Il y a 48 ans, Picasso expirait dans sa propriété de Mougins

Le Monde d’Avant. Avec la mort de Picasso disparaît un monstre de la peinture ayant illuminé le monde artistique depuis la France.

Pablo Picasso en 1973 a Vallauris.

On croyait le vieil homme immortel. Même si, en ce mois d’avril 1993, il continue à peindre chaque nuit de plus en plus frénétiquement, ses forces déclinent. Le colosse affiche déjà 91 ans. Depuis quelques années déjà, son corps lui donne du fil à retordre, ce qui l’a obligé à quitter son château de Vauvenargues, perché sur les pentes de la Sainte-Victoire, trop isolé, pour son mas de Notre-Dame-de-Vie, à Mougins, plus proche de ses médecins.

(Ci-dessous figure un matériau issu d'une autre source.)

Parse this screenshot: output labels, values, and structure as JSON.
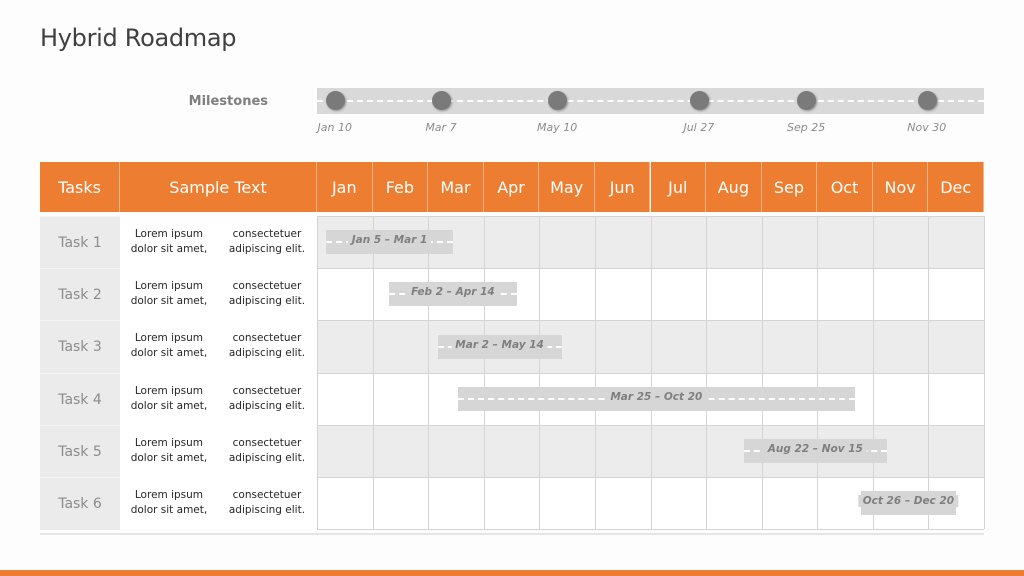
{
  "title": "Hybrid Roadmap",
  "milestones": {
    "label": "Milestones",
    "items": [
      {
        "date": "Jan 10",
        "month_pos": 0.32
      },
      {
        "date": "Mar 7",
        "month_pos": 2.23
      },
      {
        "date": "May 10",
        "month_pos": 4.32
      },
      {
        "date": "Jul 27",
        "month_pos": 6.87
      },
      {
        "date": "Sep 25",
        "month_pos": 8.8
      },
      {
        "date": "Nov 30",
        "month_pos": 10.97
      }
    ]
  },
  "table": {
    "headers": {
      "tasks": "Tasks",
      "sample_text": "Sample Text"
    },
    "months": [
      "Jan",
      "Feb",
      "Mar",
      "Apr",
      "May",
      "Jun",
      "Jul",
      "Aug",
      "Sep",
      "Oct",
      "Nov",
      "Dec"
    ],
    "rows": [
      {
        "task": "Task 1",
        "desc_line1": "Lorem ipsum dolor sit amet,",
        "desc_line2": "consectetuer adipiscing elit.",
        "bar_label": "Jan 5 – Mar 1",
        "start": 0.16,
        "end": 2.45
      },
      {
        "task": "Task 2",
        "desc_line1": "Lorem ipsum dolor sit amet,",
        "desc_line2": "consectetuer adipiscing elit.",
        "bar_label": "Feb 2 – Apr 14",
        "start": 1.29,
        "end": 3.6
      },
      {
        "task": "Task 3",
        "desc_line1": "Lorem ipsum dolor sit amet,",
        "desc_line2": "consectetuer adipiscing elit.",
        "bar_label": "Mar 2 – May 14",
        "start": 2.17,
        "end": 4.4
      },
      {
        "task": "Task 4",
        "desc_line1": "Lorem ipsum dolor sit amet,",
        "desc_line2": "consectetuer adipiscing elit.",
        "bar_label": "Mar 25 – Oct 20",
        "start": 2.53,
        "end": 9.68
      },
      {
        "task": "Task 5",
        "desc_line1": "Lorem ipsum dolor sit amet,",
        "desc_line2": "consectetuer adipiscing elit.",
        "bar_label": "Aug 22 – Nov 15",
        "start": 7.68,
        "end": 10.25
      },
      {
        "task": "Task 6",
        "desc_line1": "Lorem ipsum dolor sit amet,",
        "desc_line2": "consectetuer adipiscing elit.",
        "bar_label": "Oct 26 – Dec 20",
        "start": 9.78,
        "end": 11.5
      }
    ]
  },
  "colors": {
    "accent": "#ED7D31",
    "bar": "#D6D6D6",
    "milestone_dot": "#7A7A7A"
  }
}
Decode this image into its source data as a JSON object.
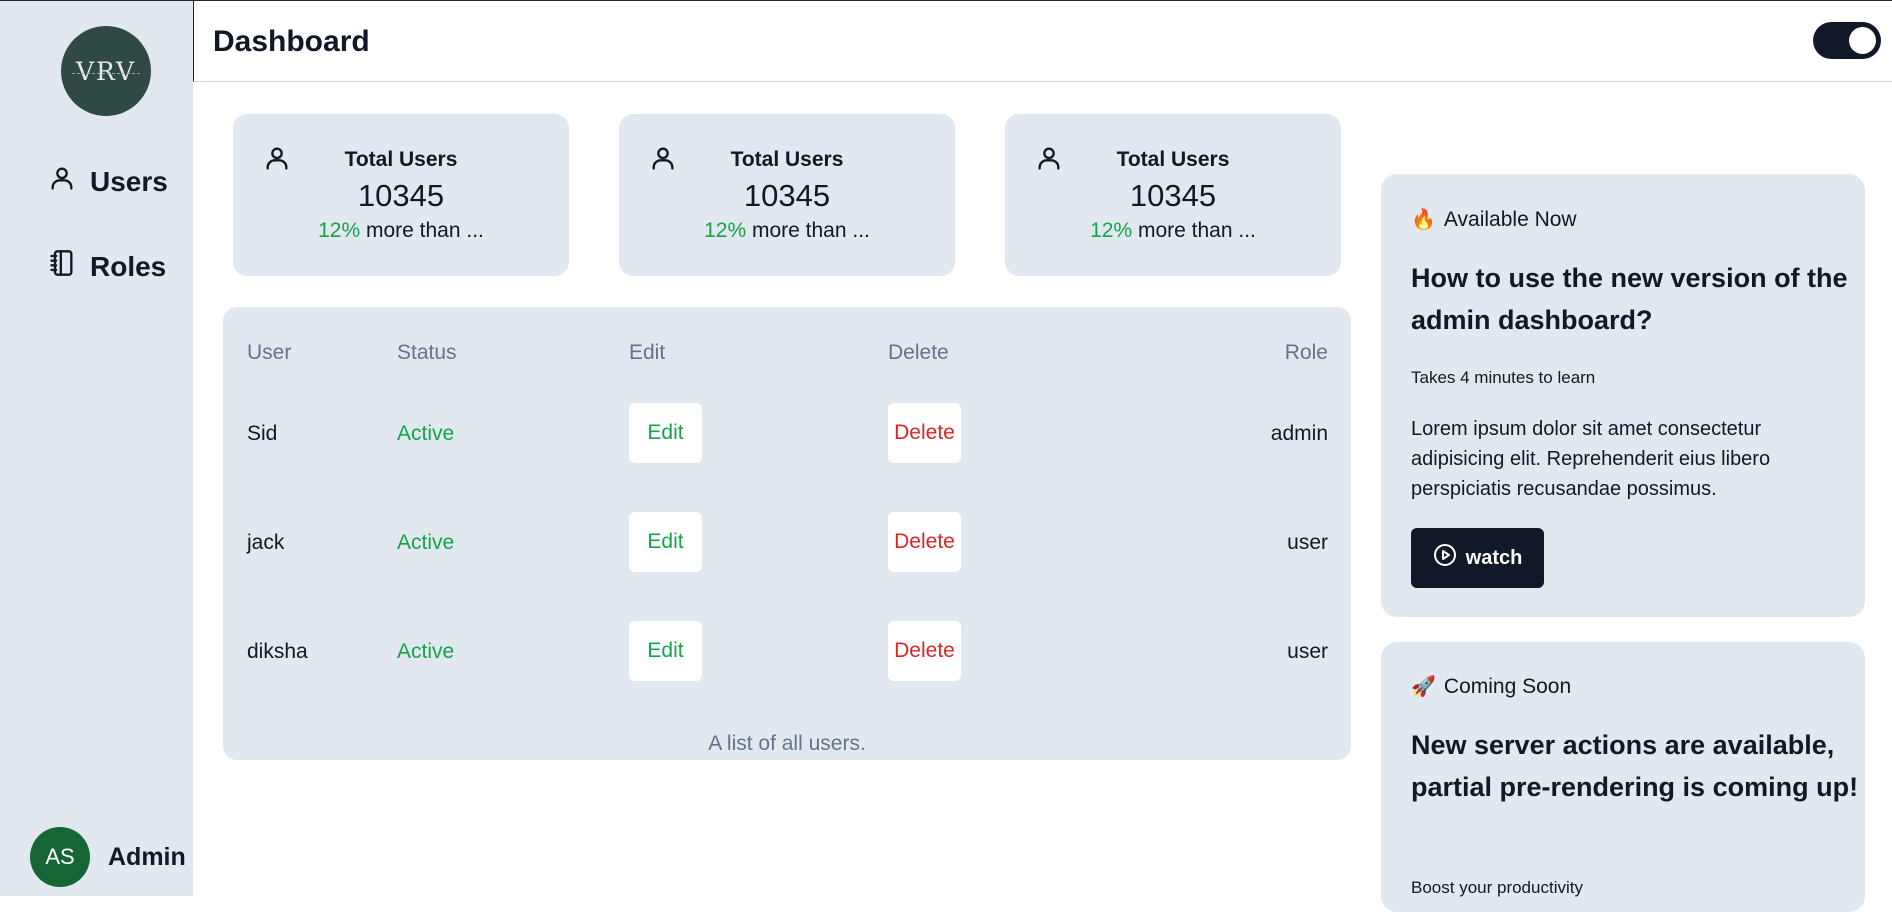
{
  "sidebar": {
    "logo_text": "VRV",
    "items": [
      {
        "label": "Users",
        "icon": "user-icon"
      },
      {
        "label": "Roles",
        "icon": "notebook-icon"
      }
    ],
    "user": {
      "initials": "AS",
      "name": "Admin"
    }
  },
  "header": {
    "title": "Dashboard",
    "toggle_state": "on"
  },
  "stats": [
    {
      "label": "Total Users",
      "value": "10345",
      "change": "12%",
      "change_text": " more than ..."
    },
    {
      "label": "Total Users",
      "value": "10345",
      "change": "12%",
      "change_text": " more than ..."
    },
    {
      "label": "Total Users",
      "value": "10345",
      "change": "12%",
      "change_text": " more than ..."
    }
  ],
  "table": {
    "headers": {
      "user": "User",
      "status": "Status",
      "edit": "Edit",
      "delete": "Delete",
      "role": "Role"
    },
    "rows": [
      {
        "user": "Sid",
        "status": "Active",
        "edit": "Edit",
        "delete": "Delete",
        "role": "admin"
      },
      {
        "user": "jack",
        "status": "Active",
        "edit": "Edit",
        "delete": "Delete",
        "role": "user"
      },
      {
        "user": "diksha",
        "status": "Active",
        "edit": "Edit",
        "delete": "Delete",
        "role": "user"
      }
    ],
    "caption": "A list of all users."
  },
  "promos": [
    {
      "tag": "Available Now",
      "tag_icon": "🔥",
      "title": "How to use the new version of the admin dashboard?",
      "meta": "Takes 4 minutes to learn",
      "body": "Lorem ipsum dolor sit amet consectetur adipisicing elit. Reprehenderit eius libero perspiciatis recusandae possimus.",
      "button": "watch"
    },
    {
      "tag": "Coming Soon",
      "tag_icon": "🚀",
      "title": "New server actions are available, partial pre-rendering is coming up!",
      "meta": "Boost your productivity"
    }
  ],
  "colors": {
    "panel": "#e2e8f0",
    "success": "#16a34a",
    "danger": "#dc2626",
    "dark": "#111827",
    "avatar": "#166534",
    "logo": "#2f4a44"
  }
}
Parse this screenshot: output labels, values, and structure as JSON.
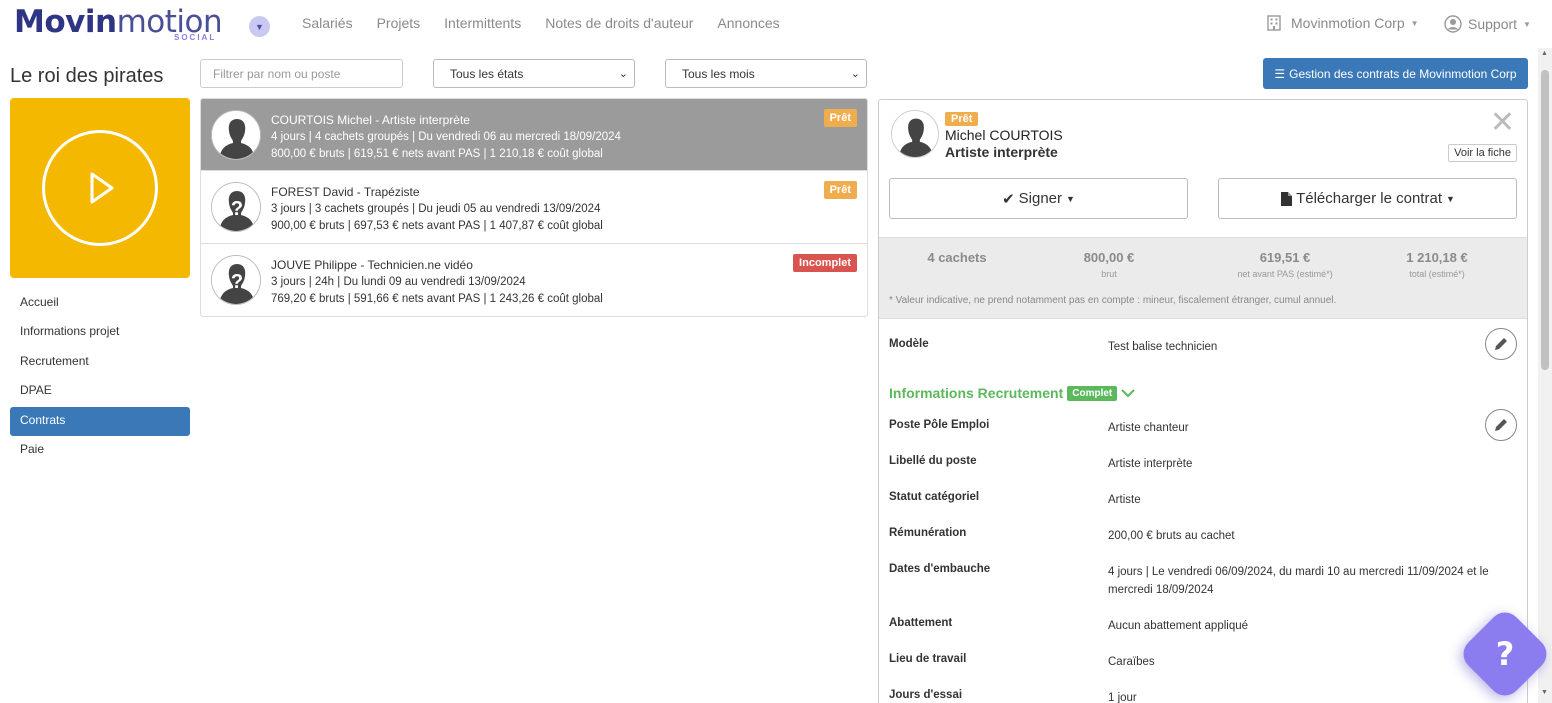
{
  "brand": {
    "name_part1": "Movin",
    "name_part2": "motion",
    "tagline": "SOCIAL"
  },
  "nav": {
    "links": [
      "Salariés",
      "Projets",
      "Intermittents",
      "Notes de droits d'auteur",
      "Annonces"
    ],
    "company": "Movinmotion Corp",
    "support": "Support"
  },
  "project": {
    "title": "Le roi des pirates"
  },
  "sidebar": {
    "items": [
      {
        "label": "Accueil",
        "active": false
      },
      {
        "label": "Informations projet",
        "active": false
      },
      {
        "label": "Recrutement",
        "active": false
      },
      {
        "label": "DPAE",
        "active": false
      },
      {
        "label": "Contrats",
        "active": true
      },
      {
        "label": "Paie",
        "active": false
      }
    ]
  },
  "filters": {
    "search_placeholder": "Filtrer par nom ou poste",
    "state_selected": "Tous les états",
    "month_selected": "Tous les mois",
    "manage_button": "Gestion des contrats de Movinmotion Corp"
  },
  "contracts": [
    {
      "name": "COURTOIS Michel - Artiste interprète",
      "line2": "4 jours | 4 cachets groupés | Du vendredi 06 au mercredi 18/09/2024",
      "line3": "800,00 € bruts | 619,51 € nets avant PAS | 1 210,18 € coût global",
      "status": "Prêt"
    },
    {
      "name": "FOREST David - Trapéziste",
      "line2": "3 jours | 3 cachets groupés | Du jeudi 05 au vendredi 13/09/2024",
      "line3": "900,00 € bruts | 697,53 € nets avant PAS | 1 407,87 € coût global",
      "status": "Prêt"
    },
    {
      "name": "JOUVE Philippe - Technicien.ne vidéo",
      "line2": "3 jours | 24h | Du lundi 09 au vendredi 13/09/2024",
      "line3": "769,20 € bruts | 591,66 € nets avant PAS | 1 243,26 € coût global",
      "status": "Incomplet"
    }
  ],
  "detail": {
    "status": "Prêt",
    "name": "Michel COURTOIS",
    "role": "Artiste interprète",
    "see_card": "Voir la fiche",
    "sign_button": "Signer",
    "download_button": "Télécharger le contrat",
    "stats": [
      {
        "value": "4 cachets",
        "label": ""
      },
      {
        "value": "800,00 €",
        "label": "brut"
      },
      {
        "value": "619,51 €",
        "label": "net avant PAS (estimé*)"
      },
      {
        "value": "1 210,18 €",
        "label": "total (estimé*)"
      }
    ],
    "stats_note": "* Valeur indicative, ne prend notamment pas en compte : mineur, fiscalement étranger, cumul annuel.",
    "model_label": "Modèle",
    "model_value": "Test balise technicien",
    "section_title": "Informations Recrutement",
    "section_badge": "Complet",
    "fields": [
      {
        "label": "Poste Pôle Emploi",
        "value": "Artiste chanteur"
      },
      {
        "label": "Libellé du poste",
        "value": "Artiste interprète"
      },
      {
        "label": "Statut catégoriel",
        "value": "Artiste"
      },
      {
        "label": "Rémunération",
        "value": "200,00 € bruts au cachet"
      },
      {
        "label": "Dates d'embauche",
        "value": "4 jours | Le vendredi 06/09/2024, du mardi 10 au mercredi 11/09/2024 et le mercredi 18/09/2024"
      },
      {
        "label": "Abattement",
        "value": "Aucun abattement appliqué"
      },
      {
        "label": "Lieu de travail",
        "value": "Caraïbes"
      },
      {
        "label": "Jours d'essai",
        "value": "1 jour"
      }
    ]
  },
  "help": {
    "label": "?"
  },
  "colors": {
    "primary": "#3a78b7",
    "tile": "#f5b800",
    "ready": "#f0ad4e",
    "incomplete": "#d9534f",
    "complete": "#5cb85c",
    "help": "#8b7cf0"
  }
}
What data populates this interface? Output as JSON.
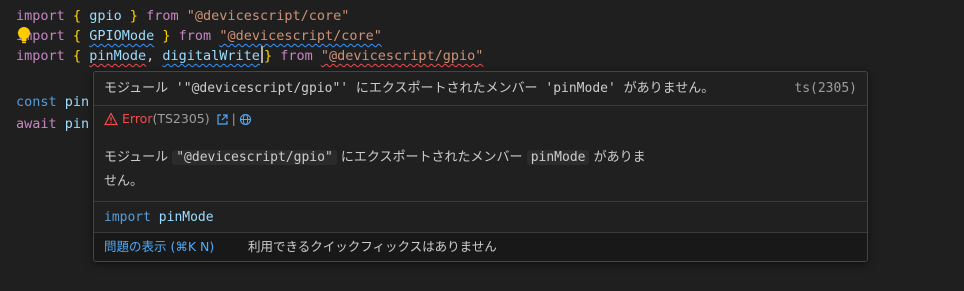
{
  "editor": {
    "line1": {
      "kw": "import",
      "open": "{",
      "name": "gpio",
      "close": "}",
      "from": "from",
      "module": "\"@devicescript/core\""
    },
    "line2": {
      "kw": "import",
      "open": "{",
      "name": "GPIOMode",
      "close": "}",
      "from": "from",
      "module": "\"@devicescript/core\""
    },
    "line3": {
      "kw": "import",
      "open": "{",
      "name1": "pinMode",
      "comma": ",",
      "name2": "digitalWrite",
      "close": "}",
      "from": "from",
      "module": "\"@devicescript/gpio\""
    },
    "line5": {
      "kw": "const",
      "rest": "pin"
    },
    "line6": {
      "kw": "await",
      "rest": "pin"
    }
  },
  "hover": {
    "headline": "モジュール '\"@devicescript/gpio\"' にエクスポートされたメンバー 'pinMode' がありません。",
    "headline_code": "ts(2305)",
    "error_label": "Error",
    "error_code": "(TS2305)",
    "icons": [
      "warning-icon",
      "external-link-icon",
      "globe-icon"
    ],
    "desc_pre": "モジュール",
    "desc_module": "\"@devicescript/gpio\"",
    "desc_mid": "にエクスポートされたメンバー",
    "desc_member": "pinMode",
    "desc_post": "がありま",
    "desc_line2": "せん。",
    "import_kw": "import",
    "import_name": "pinMode",
    "status_link": "問題の表示 (⌘K N)",
    "status_note": "利用できるクイックフィックスはありません"
  },
  "colors": {
    "keyword": "#c586c0",
    "identifier": "#9cdcfe",
    "string": "#ce9178",
    "bracket": "#ffd700",
    "error": "#f14c4c",
    "link": "#4daafc"
  }
}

Sa dernière épouse, Jacqueline Roque, de 44 ans sa cadette, le protège avec une détermination de tigresse, allant jusqu’à décourager les visites, même celles de ses enfants et petits-enfants.

Son fils Paulo, issu d’un précédent mariage, lui sert de secrétaire à Paris et, surtout, de souffre-douleur. Si Picasso éblouit le monde par son génie, dans l’intimité, il est odieux, il faut le dire. Il peut se montrer sadique et despotique avec son fils. Il l’humilie souvent, lui donne de quoi vivre au compte-gouttes. C’est un « être maléfique », dira bien plus tard sa petite-fille Marina.

Le 7 avril en fin d’après-midi, au moment de gagner son atelier, le « Soleil de Dieu », comme le surnommait Jacqueline, sent ses feux décliner. Il ne s’est jamais vraiment relevé d’une grippe attrapée quelques mois plus tôt et qui lui avait valu une hospitalisation. Son malaise inquiète Jacqueline, qui fait immédiatement venir de Mougins le docteur Georges Rance.

Le médecin diagnostique un œdème pulmonaire. Jacqueline passe un coup de fil au pneumologue parisien Bernal pour lui demander de venir au plus vite. Picasso a du mal à respirer, il tousse. Durant le dîner, le vieux peintre se montre de plus en plus faible. Le Soleil se couche une dernière fois.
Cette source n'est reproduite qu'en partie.